Many parts of India have been inundated by torrential rain in recent weeks in one of the more active monsoon seasons of recent years.
On Saturday it was the turn of the nation’s capital, New Delhi, to experience the full force of the annual rains.
The rain began at 0800GMT (1130 local time) and over the next six hours a total of 123mm fell on the city. This is almost two thirds of the average for the entire month of July, and the Indian Meteorological Office reported it was one of the heaviest spells of rain seen in the city in the last decade.
At one point, the Yamuna river, which flows through the city, reached a level of 207.32 metres, just 0.17 metres above its record level of 1978.
One of the side-effects of the prolonged downpour was a drop in temperature from 31C to a relatively cool 23C.
New Delhi has long been accustomed to horrendous traffic congestion and the flooding brought large areas to a standstill. The areas around India Gate, the commercial area of Connaught Place and the ITO were particularly badly affected.
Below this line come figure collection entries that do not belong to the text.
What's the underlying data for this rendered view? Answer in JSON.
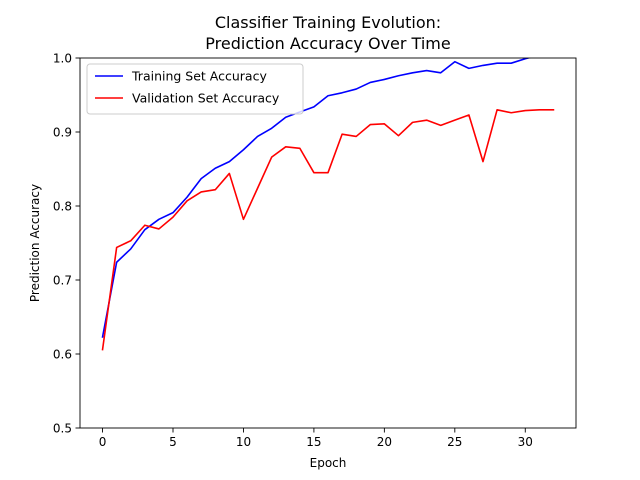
{
  "chart_data": {
    "type": "line",
    "title_lines": [
      "Classifier Training Evolution:",
      "Prediction Accuracy Over Time"
    ],
    "xlabel": "Epoch",
    "ylabel": "Prediction Accuracy",
    "xlim": [
      -1.6,
      33.6
    ],
    "ylim": [
      0.5,
      1.0
    ],
    "xticks": [
      0,
      5,
      10,
      15,
      20,
      25,
      30
    ],
    "yticks": [
      0.5,
      0.6,
      0.7,
      0.8,
      0.9,
      1.0
    ],
    "xtick_labels": [
      "0",
      "5",
      "10",
      "15",
      "20",
      "25",
      "30"
    ],
    "ytick_labels": [
      "0.5",
      "0.6",
      "0.7",
      "0.8",
      "0.9",
      "1.0"
    ],
    "grid": false,
    "legend_position": "upper-left",
    "series": [
      {
        "name": "Training Set Accuracy",
        "color": "#0000ff",
        "x": [
          0,
          1,
          2,
          3,
          4,
          5,
          6,
          7,
          8,
          9,
          10,
          11,
          12,
          13,
          14,
          15,
          16,
          17,
          18,
          19,
          20,
          21,
          22,
          23,
          24,
          25,
          26,
          27,
          28,
          29,
          30,
          31,
          32
        ],
        "values": [
          0.623,
          0.724,
          0.742,
          0.768,
          0.782,
          0.791,
          0.812,
          0.837,
          0.851,
          0.86,
          0.876,
          0.894,
          0.905,
          0.92,
          0.927,
          0.934,
          0.949,
          0.953,
          0.958,
          0.967,
          0.971,
          0.976,
          0.98,
          0.983,
          0.98,
          0.995,
          0.986,
          0.99,
          0.993,
          0.993,
          0.999,
          1.004,
          1.008
        ]
      },
      {
        "name": "Validation Set Accuracy",
        "color": "#ff0000",
        "x": [
          0,
          1,
          2,
          3,
          4,
          5,
          6,
          7,
          8,
          9,
          10,
          11,
          12,
          13,
          14,
          15,
          16,
          17,
          18,
          19,
          20,
          21,
          22,
          23,
          24,
          25,
          26,
          27,
          28,
          29,
          30,
          31,
          32
        ],
        "values": [
          0.606,
          0.744,
          0.753,
          0.774,
          0.769,
          0.785,
          0.807,
          0.819,
          0.822,
          0.844,
          0.782,
          0.824,
          0.866,
          0.88,
          0.878,
          0.845,
          0.845,
          0.897,
          0.894,
          0.91,
          0.911,
          0.895,
          0.913,
          0.916,
          0.909,
          0.916,
          0.923,
          0.86,
          0.93,
          0.926,
          0.929,
          0.93,
          0.93
        ]
      }
    ]
  }
}
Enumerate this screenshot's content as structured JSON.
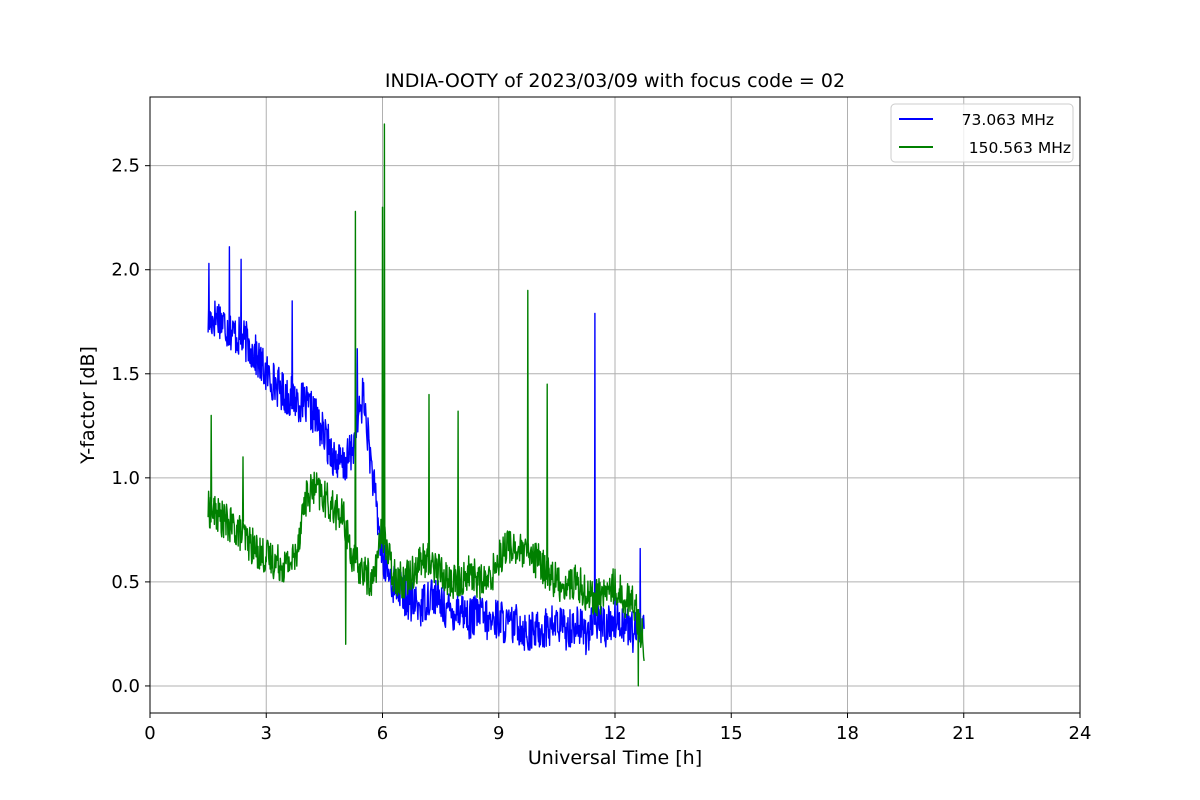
{
  "chart_data": {
    "type": "line",
    "title": "INDIA-OOTY of 2023/03/09 with focus code = 02",
    "xlabel": "Universal Time [h]",
    "ylabel": "Y-factor [dB]",
    "xlim": [
      0,
      24
    ],
    "ylim": [
      -0.13,
      2.83
    ],
    "xticks": [
      0,
      3,
      6,
      9,
      12,
      15,
      18,
      21,
      24
    ],
    "yticks": [
      0.0,
      0.5,
      1.0,
      1.5,
      2.0,
      2.5
    ],
    "xtick_labels": [
      "0",
      "3",
      "6",
      "9",
      "12",
      "15",
      "18",
      "21",
      "24"
    ],
    "ytick_labels": [
      "0.0",
      "0.5",
      "1.0",
      "1.5",
      "2.0",
      "2.5"
    ],
    "grid": true,
    "legend_position": "upper right",
    "series": [
      {
        "name": "73.063 MHz",
        "color": "#0000ff",
        "x": [
          1.5,
          1.75,
          2.0,
          2.25,
          2.5,
          2.75,
          3.0,
          3.25,
          3.5,
          3.75,
          4.0,
          4.25,
          4.5,
          4.75,
          5.0,
          5.25,
          5.5,
          5.75,
          6.0,
          6.25,
          6.5,
          6.75,
          7.0,
          7.25,
          7.5,
          7.75,
          8.0,
          8.25,
          8.5,
          8.75,
          9.0,
          9.25,
          9.5,
          9.75,
          10.0,
          10.25,
          10.5,
          10.75,
          11.0,
          11.25,
          11.5,
          11.75,
          12.0,
          12.25,
          12.5,
          12.75
        ],
        "y": [
          1.75,
          1.78,
          1.72,
          1.68,
          1.65,
          1.58,
          1.5,
          1.45,
          1.4,
          1.38,
          1.35,
          1.3,
          1.2,
          1.1,
          1.05,
          1.15,
          1.4,
          1.0,
          0.6,
          0.5,
          0.45,
          0.4,
          0.38,
          0.45,
          0.4,
          0.35,
          0.38,
          0.32,
          0.35,
          0.3,
          0.33,
          0.28,
          0.3,
          0.25,
          0.27,
          0.28,
          0.3,
          0.27,
          0.3,
          0.25,
          0.32,
          0.28,
          0.33,
          0.3,
          0.25,
          0.3
        ],
        "spikes": [
          [
            1.52,
            2.03
          ],
          [
            2.05,
            2.11
          ],
          [
            2.35,
            2.05
          ],
          [
            3.67,
            1.85
          ],
          [
            5.35,
            1.62
          ],
          [
            6.0,
            1.2
          ],
          [
            11.48,
            1.79
          ],
          [
            12.65,
            0.66
          ]
        ],
        "noise_amplitude": 0.1
      },
      {
        "name": "150.563 MHz",
        "color": "#008000",
        "x": [
          1.5,
          1.75,
          2.0,
          2.25,
          2.5,
          2.75,
          3.0,
          3.25,
          3.5,
          3.75,
          4.0,
          4.25,
          4.5,
          4.75,
          5.0,
          5.25,
          5.5,
          5.75,
          6.0,
          6.25,
          6.5,
          6.75,
          7.0,
          7.25,
          7.5,
          7.75,
          8.0,
          8.25,
          8.5,
          8.75,
          9.0,
          9.25,
          9.5,
          9.75,
          10.0,
          10.25,
          10.5,
          10.75,
          11.0,
          11.25,
          11.5,
          11.75,
          12.0,
          12.25,
          12.5,
          12.75
        ],
        "y": [
          0.85,
          0.82,
          0.78,
          0.75,
          0.7,
          0.65,
          0.62,
          0.6,
          0.58,
          0.62,
          0.9,
          0.95,
          0.9,
          0.85,
          0.8,
          0.6,
          0.55,
          0.5,
          0.75,
          0.55,
          0.5,
          0.55,
          0.6,
          0.6,
          0.55,
          0.5,
          0.5,
          0.55,
          0.5,
          0.5,
          0.62,
          0.68,
          0.65,
          0.62,
          0.6,
          0.55,
          0.5,
          0.48,
          0.5,
          0.45,
          0.42,
          0.45,
          0.48,
          0.42,
          0.4,
          0.2
        ],
        "spikes": [
          [
            1.58,
            1.3
          ],
          [
            2.4,
            1.1
          ],
          [
            5.05,
            0.2
          ],
          [
            5.3,
            2.28
          ],
          [
            6.05,
            2.7
          ],
          [
            6.0,
            2.3
          ],
          [
            7.2,
            1.4
          ],
          [
            7.95,
            1.32
          ],
          [
            9.75,
            1.9
          ],
          [
            10.25,
            1.45
          ],
          [
            12.6,
            0.0
          ]
        ],
        "noise_amplitude": 0.09
      }
    ]
  }
}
Poor drainage has long been a feature of urban Delhi, and the water was waist-deep in places. Many bus and auto-rickshaw passengers were forced to abandon their vehicles and wade to their destinations.
The Delhi metro service, which has many elevated sections, was largely unaffected although the stations at Malviya Nagar and Saket were temporarily closed after water began seeping through the roofs.
Northern Railway services into Delhi were interrupted as 13 trains were delayed en route.
Delhi remains at risk of heavy downpours over the next few days although there are no indications that there will be any repeat of Saturday’s deluge.